P0 rules and the four-tier decision system: making violations cost something

Records without consequences don’t shape behavior. So we layered consequences on top.

P0 hard constraints are the highest-priority rule layer in the harness — covering rules like “the CEO does not execute directly.” A P0 violation has a defined path: CEO Guard logs it → the QA review must annotate the violation → the deliverable cannot ship until the chain is back-filled. The violation does not block in real time; it blocks the ship.
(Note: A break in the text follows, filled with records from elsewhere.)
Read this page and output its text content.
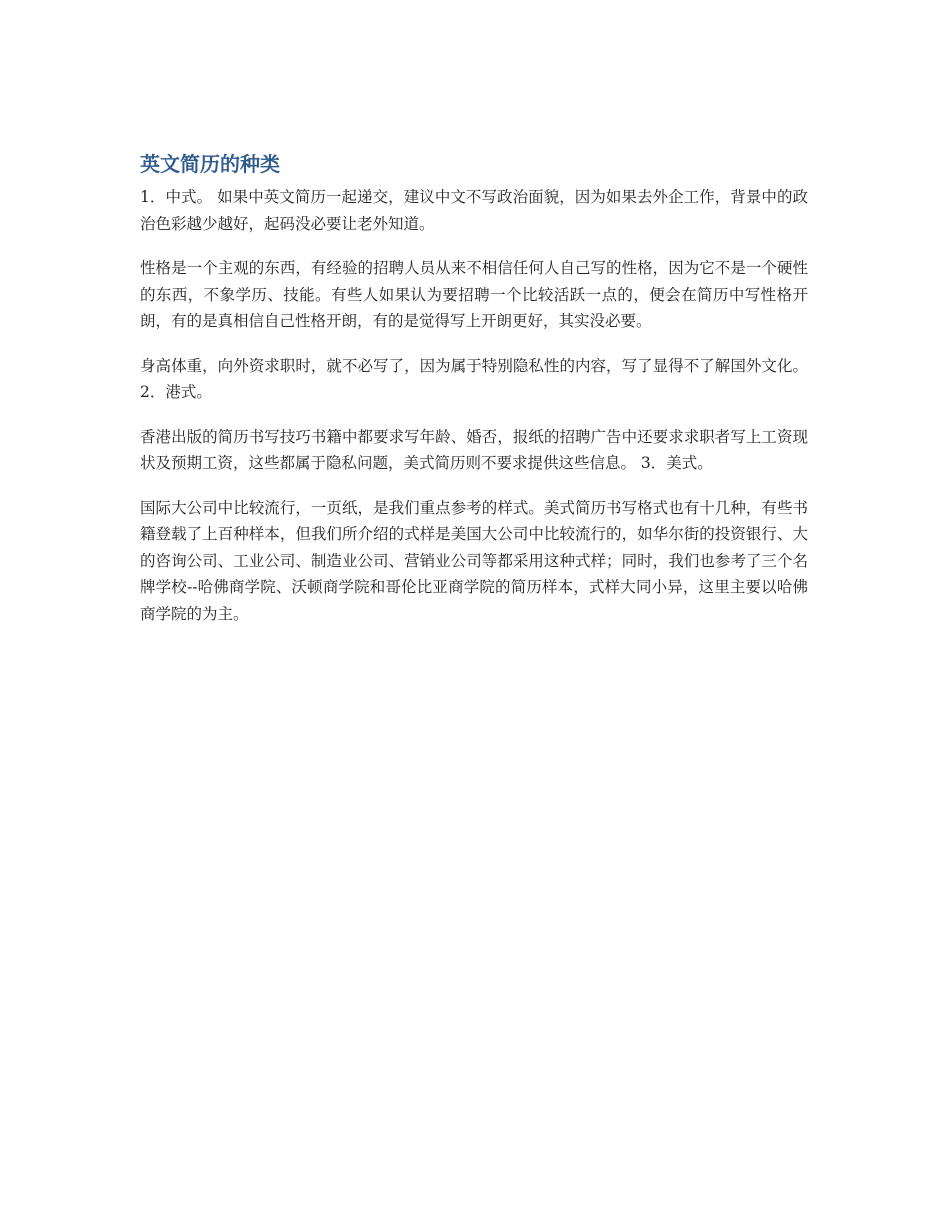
英文简历的种类

1．中式。 如果中英文简历一起递交，建议中文不写政治面貌，因为如果去外企工作，背景中的政治色彩越少越好，起码没必要让老外知道。

性格是一个主观的东西，有经验的招聘人员从来不相信任何人自己写的性格，因为它不是一个硬性的东西，不象学历、技能。有些人如果认为要招聘一个比较活跃一点的，便会在简历中写性格开朗，有的是真相信自己性格开朗，有的是觉得写上开朗更好，其实没必要。

身高体重，向外资求职时，就不必写了，因为属于特别隐私性的内容，写了显得不了解国外文化。 2．港式。

香港出版的简历书写技巧书籍中都要求写年龄、婚否，报纸的招聘广告中还要求求职者写上工资现状及预期工资，这些都属于隐私问题，美式简历则不要求提供这些信息。 3．美式。

国际大公司中比较流行，一页纸，是我们重点参考的样式。美式简历书写格式也有十几种，有些书籍登载了上百种样本，但我们所介绍的式样是美国大公司中比较流行的，如华尔街的投资银行、大的咨询公司、工业公司、制造业公司、营销业公司等都采用这种式样；同时，我们也参考了三个名牌学校--哈佛商学院、沃顿商学院和哥伦比亚商学院的简历样本，式样大同小异，这里主要以哈佛商学院的为主。
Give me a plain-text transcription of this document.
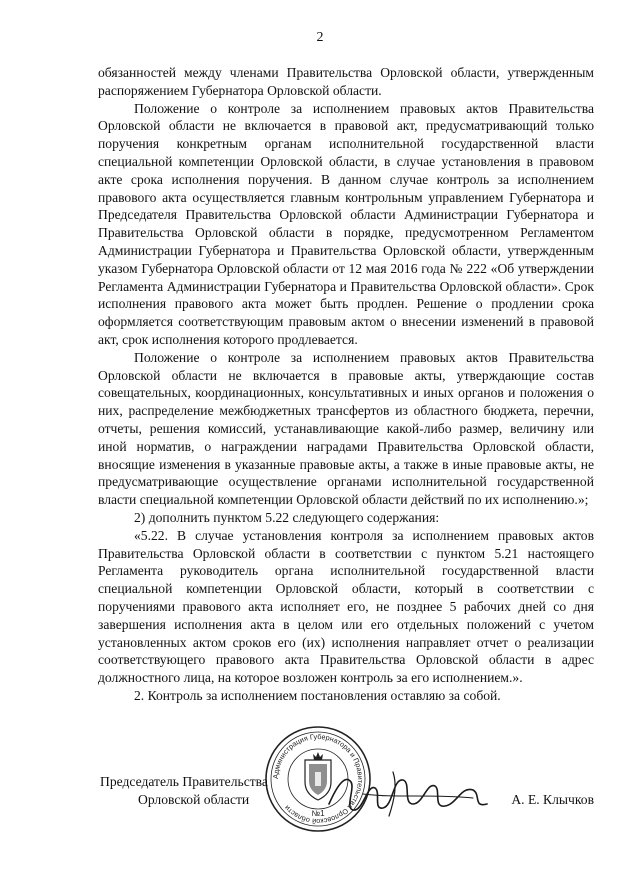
2

обязанностей между членами Правительства Орловской области, утвержденным распоряжением Губернатора Орловской области.

Положение о контроле за исполнением правовых актов Правительства Орловской области не включается в правовой акт, предусматривающий только поручения конкретным органам исполнительной государственной власти специальной компетенции Орловской области, в случае установления в правовом акте срока исполнения поручения. В данном случае контроль за исполнением правового акта осуществляется главным контрольным управлением Губернатора и Председателя Правительства Орловской области Администрации Губернатора и Правительства Орловской области в порядке, предусмотренном Регламентом Администрации Губернатора и Правительства Орловской области, утвержденным указом Губернатора Орловской области от 12 мая 2016 года № 222 «Об утверждении Регламента Администрации Губернатора и Правительства Орловской области». Срок исполнения правового акта может быть продлен. Решение о продлении срока оформляется соответствующим правовым актом о внесении изменений в правовой акт, срок исполнения которого продлевается.

Положение о контроле за исполнением правовых актов Правительства Орловской области не включается в правовые акты, утверждающие состав совещательных, координационных, консультативных и иных органов и положения о них, распределение межбюджетных трансфертов из областного бюджета, перечни, отчеты, решения комиссий, устанавливающие какой-либо размер, величину или иной норматив, о награждении наградами Правительства Орловской области, вносящие изменения в указанные правовые акты, а также в иные правовые акты, не предусматривающие осуществление органами исполнительной государственной власти специальной компетенции Орловской области действий по их исполнению.»;

2) дополнить пунктом 5.22 следующего содержания:

«5.22. В случае установления контроля за исполнением правовых актов Правительства Орловской области в соответствии с пунктом 5.21 настоящего Регламента руководитель органа исполнительной государственной власти специальной компетенции Орловской области, который в соответствии с поручениями правового акта исполняет его, не позднее 5 рабочих дней со дня завершения исполнения акта в целом или его отдельных положений с учетом установленных актом сроков его (их) исполнения направляет отчет о реализации соответствующего правового акта Правительства Орловской области в адрес должностного лица, на которое возложен контроль за его исполнением.».

2. Контроль за исполнением постановления оставляю за собой.

Администрация Губернатора и Правительства Орловской области
№1
Председатель Правительства
Орловской области	А. Е. Клычков
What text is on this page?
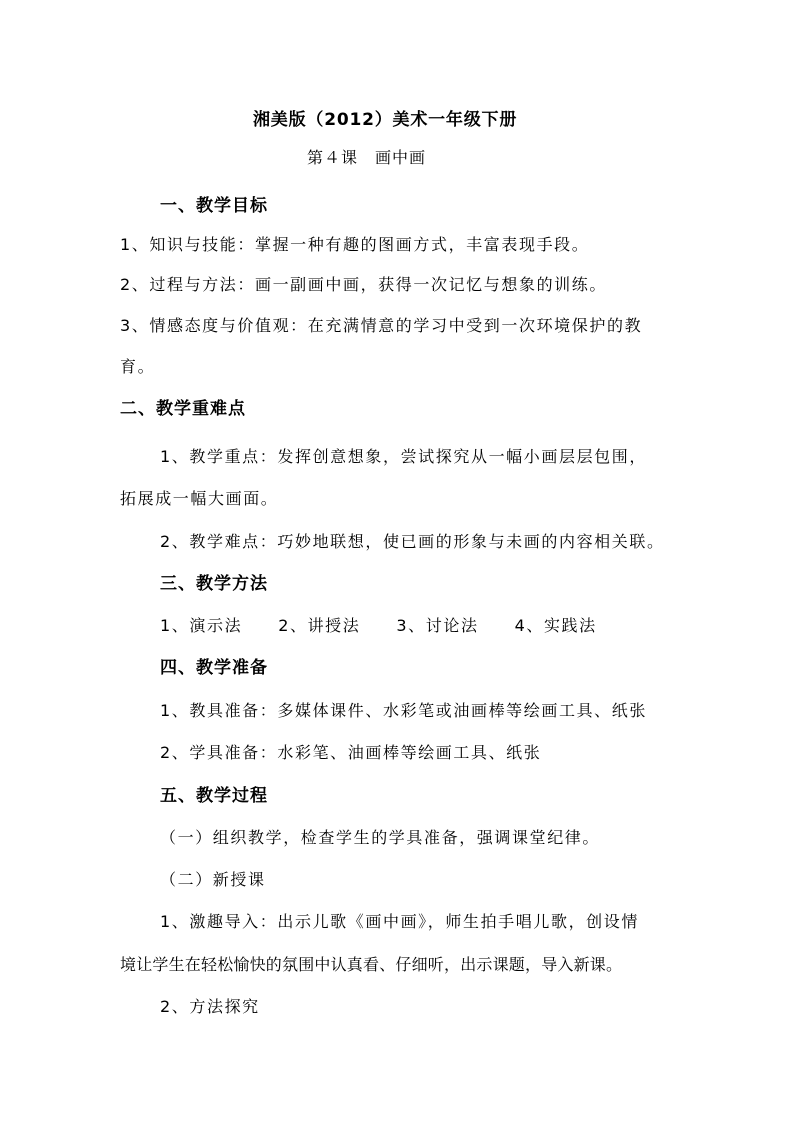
湘美版（2012）美术一年级下册
第４课　画中画
一、教学目标
1、知识与技能：掌握一种有趣的图画方式，丰富表现手段。
2、过程与方法：画一副画中画，获得一次记忆与想象的训练。
3、情感态度与价值观：在充满情意的学习中受到一次环境保护的教
育。
二、教学重难点
1、教学重点：发挥创意想象，尝试探究从一幅小画层层包围，
拓展成一幅大画面。
2、教学难点：巧妙地联想，使已画的形象与未画的内容相关联。
三、教学方法
1、演示法 2、讲授法 3、讨论法 4、实践法
四、教学准备
1、教具准备：多媒体课件、水彩笔或油画棒等绘画工具、纸张
2、学具准备：水彩笔、油画棒等绘画工具、纸张
五、教学过程
（一）组织教学，检查学生的学具准备，强调课堂纪律。
（二）新授课
1、激趣导入：出示儿歌《画中画》，师生拍手唱儿歌，创设情
境让学生在轻松愉快的氛围中认真看、仔细听，出示课题，导入新课。
2、方法探究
In parallel, we built a four-tier decision system (L1–L4):

  • L1: automatic execution
  • L2: advisory/expert review
  • L3: Lysander makes the final call based on expert input
  • L4: escalates to the actual human principal

The point of the system is not to limit what the AI can decide. It is to make sure the depth of review matches the risk. L4 escalation criteria are deliberately strict — legal exposure, budgets above seven figures, irreversible decisions affecting company survival, plus specific items the principal flagged. Outside those, Lysander and the advisory bench resolve it themselves. We do not interrupt the principal for things the system was built to handle.

Design principles that travel

Iterating these mechanisms produced a few principles I’d reuse on any AI governance project.

One: AI autonomy must scale with auditability, not against it. Every increase in agent privilege requires a matching increase in audit density. Otherwise autonomy doesn’t produce efficiency — it produces invisibility.

Two: process control nodes must be structural, not voluntary. Asking the AI to “remember to follow the rule” is unreliable. Rules belong encoded in the harness layer, as physical preconditions on tool use or as forced trigger points. Anything weaker decays under load.

Three: responsibility attribution must be explicit, never implicit. Every material operation in an AI system must carry a traceable executor identity. This isn’t formalism. It is the difference between “we can root-cause this incident” and “the AI did it, that’s all we know.”

Four: the value of violation logs is in the trend, not the instance. The real use of the CEO Guard log is to surface which categories of task make Lysander likely to skip the rules — and then harden those specific weak points. One violation is a data point. A violation pattern is a design directive.

If you are building an AI engineering team, the open Synapse framework that runs Janus Digital is available as a reference. It is not another AI app template. It is a governance architecture for AI teams, built from a Harness Engineering foundation. The point is not to make the AI more capable. The point is to make it trustworthy under autonomy.